Marvel’s Moon Knight Teases MCU’s Horror Phase with New Look

A new teaser for the Disney+ series nods to Moon Knight's roots in Marvel horror comics.

Oscar Isaac in Marvel's Moon Knight
Photo: Marvel

The latest teaser for Marvel’s Moon Knight has plenty of exciting action shots and hints of mystery. We get to see Oscar Isaac playing both desert-bound mercenary Marc Spector and timid English shopkeeper Steven Grant, but you may have noticed that the show seems a little scarier than your average MCU offering!

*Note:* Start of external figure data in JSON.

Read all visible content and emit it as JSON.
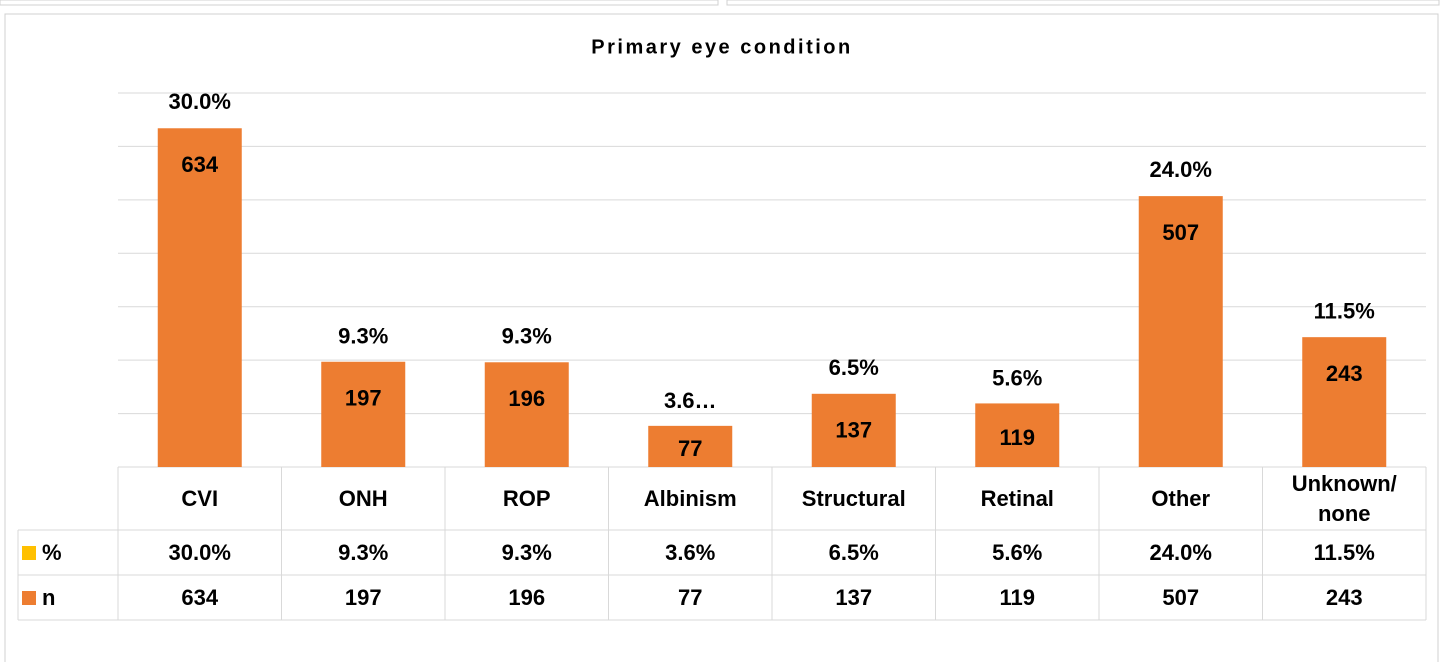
{
  "chart_data": {
    "type": "bar",
    "title": "Primary eye condition",
    "categories": [
      "CVI",
      "ONH",
      "ROP",
      "Albinism",
      "Structural",
      "Retinal",
      "Other",
      "Unknown/ none"
    ],
    "series": [
      {
        "name": "%",
        "color": "#FFC000",
        "axis": "y2",
        "values": [
          30.0,
          9.3,
          9.3,
          3.6,
          6.5,
          5.6,
          24.0,
          11.5
        ],
        "value_labels": [
          "30.0%",
          "9.3%",
          "9.3%",
          "3.6%",
          "6.5%",
          "5.6%",
          "24.0%",
          "11.5%"
        ],
        "bar_labels": [
          "30.0%",
          "9.3%",
          "9.3%",
          "3.6…",
          "6.5%",
          "5.6%",
          "24.0%",
          "11.5%"
        ]
      },
      {
        "name": "n",
        "color": "#ED7D31",
        "values": [
          634,
          197,
          196,
          77,
          137,
          119,
          507,
          243
        ]
      }
    ],
    "ylim": [
      0,
      700
    ],
    "yticks": [
      0,
      100,
      200,
      300,
      400,
      500,
      600,
      700
    ],
    "y2lim": [
      0,
      33
    ],
    "grid": true
  }
}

Not only does Ethan Hawke’s cult leader Arthur Harrow give off creepy vibes, but the teaser is filled with jump scares. There’s even a menacing, skeletal creature sure to be the Egyptian god Khonshu, who resurrects Spector and makes him his earthly agent.

Really, the tone shouldn’t be too much of a surprise because Moon Knight has his roots in horror. The character first appeared in Werewolf by Night #32 (1975) as a bounty hunter sent to capture the lycanthropic Jack T. Russell. Writer Doug Moench, who co-created Moon Knight with artist Don Perlin, has a long history of working on horror comics. He wrote everything from Marvel’s Godzilla series and the company’s anthology comic Eerie to the Batman-as-vampire story Red Rain. For Moon Knight’s first solo series, penciller Bill Sienkiewicz joined Moench, who would later illustrate the terrifying “Demon Bear Saga” in New Mutants.

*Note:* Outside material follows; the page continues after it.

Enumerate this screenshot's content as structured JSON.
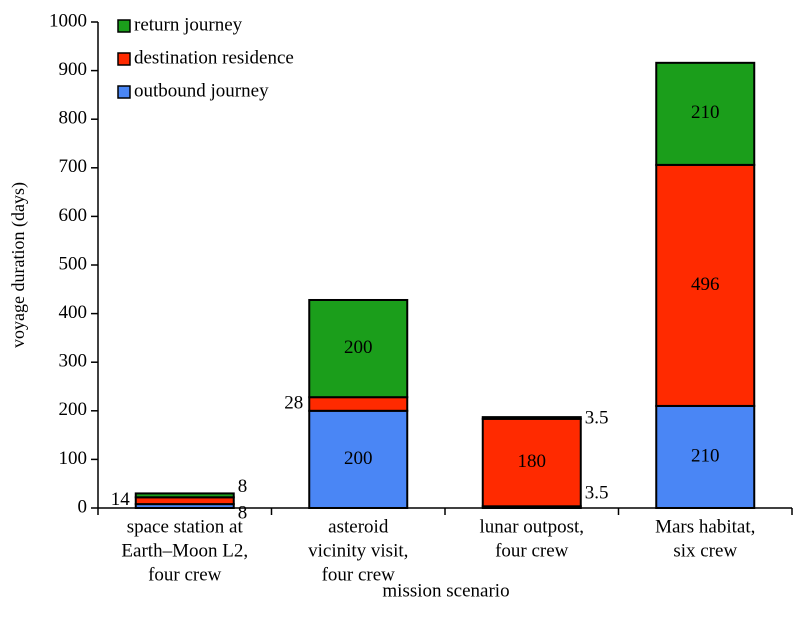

To bring that tone to live-action, Marvel hired indie horror filmmakers Justin Benson and Aaron Moorhead to direct two episodes of the series (the last four are directed by Egyptian filmmaker Mohamed Diab). Benson and Moorhead built their reputation with supernatural character studies such as Spring and The Endless.

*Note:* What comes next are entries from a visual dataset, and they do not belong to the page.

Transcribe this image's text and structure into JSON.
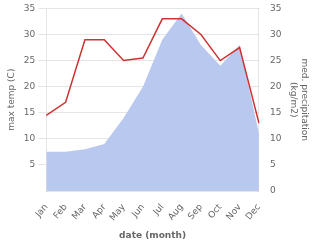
{
  "chart_data": {
    "type": "line",
    "xlabel": "date (month)",
    "ylabel": "max temp (C)",
    "y2label": "med. precipitation\n(kg/m2)",
    "categories": [
      "Jan",
      "Feb",
      "Mar",
      "Apr",
      "May",
      "Jun",
      "Jul",
      "Aug",
      "Sep",
      "Oct",
      "Nov",
      "Dec"
    ],
    "series": [
      {
        "type": "area",
        "axis": "y2",
        "color": "#b8c8ee",
        "values": [
          7.5,
          7.5,
          8.0,
          9.0,
          14.0,
          20.0,
          29.0,
          34.0,
          28.0,
          24.0,
          28.0,
          11.0
        ]
      },
      {
        "type": "line",
        "color": "#cc3333",
        "values": [
          14.5,
          17.0,
          29.0,
          29.0,
          25.0,
          25.5,
          33.0,
          33.0,
          30.0,
          25.0,
          27.5,
          13.0
        ]
      }
    ],
    "ylim": [
      0,
      35
    ],
    "yticks": [
      5,
      10,
      15,
      20,
      25,
      30,
      35
    ],
    "y2lim": [
      0,
      35
    ],
    "y2ticks": [
      0,
      5,
      10,
      15,
      20,
      25,
      30,
      35
    ],
    "grid": true
  }
}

Ad – content continues below

“They really compliment each other,” Benson told The Playlist of the he and Moorhead’s horror films, their work on Moon Knight, and the Netflix series Archive 81. Moorhead went on to assure readers that Moon Knight has much in common with their previous films. “It’s stuff that’s kind of like what we already do,” he explained.

Of course, Benson and Moorhead aren’t the first or last horror filmmakers to come to the MCU. 2016’s Doctor Strange was directed by Scott Derrickson and co-written by C. Robert Cargill, who collaborated on Sinister and The Black Phone. This May’s Doctor Strange and the Multiverse of Madness promises not only to be a return to superheroes for director Sam Raimi, whose Spider-Man films of the 2000s remain a gold-standard in the genre, but also a chance for the director to play with the supernatural themes he explored in movies such as Evil Dead and Drag Me to Hell.

If Moon Knight does go full horror, it will move the MCU on a path that it has already started to walk down. In addition to the supernatural elements introduced in Doctor Strange, WandaVision ended with the first franchise appearance of the demonic book known as the Darkhold. There are also rumblings of a Werewolf by Night Halloween special starring Gael García Bernal, and a Blade reboot starring Mahershala Ali is fully in the works.

We’ll finally get to see just how scary Moon Knight is willing to be when the show premieres on March 30.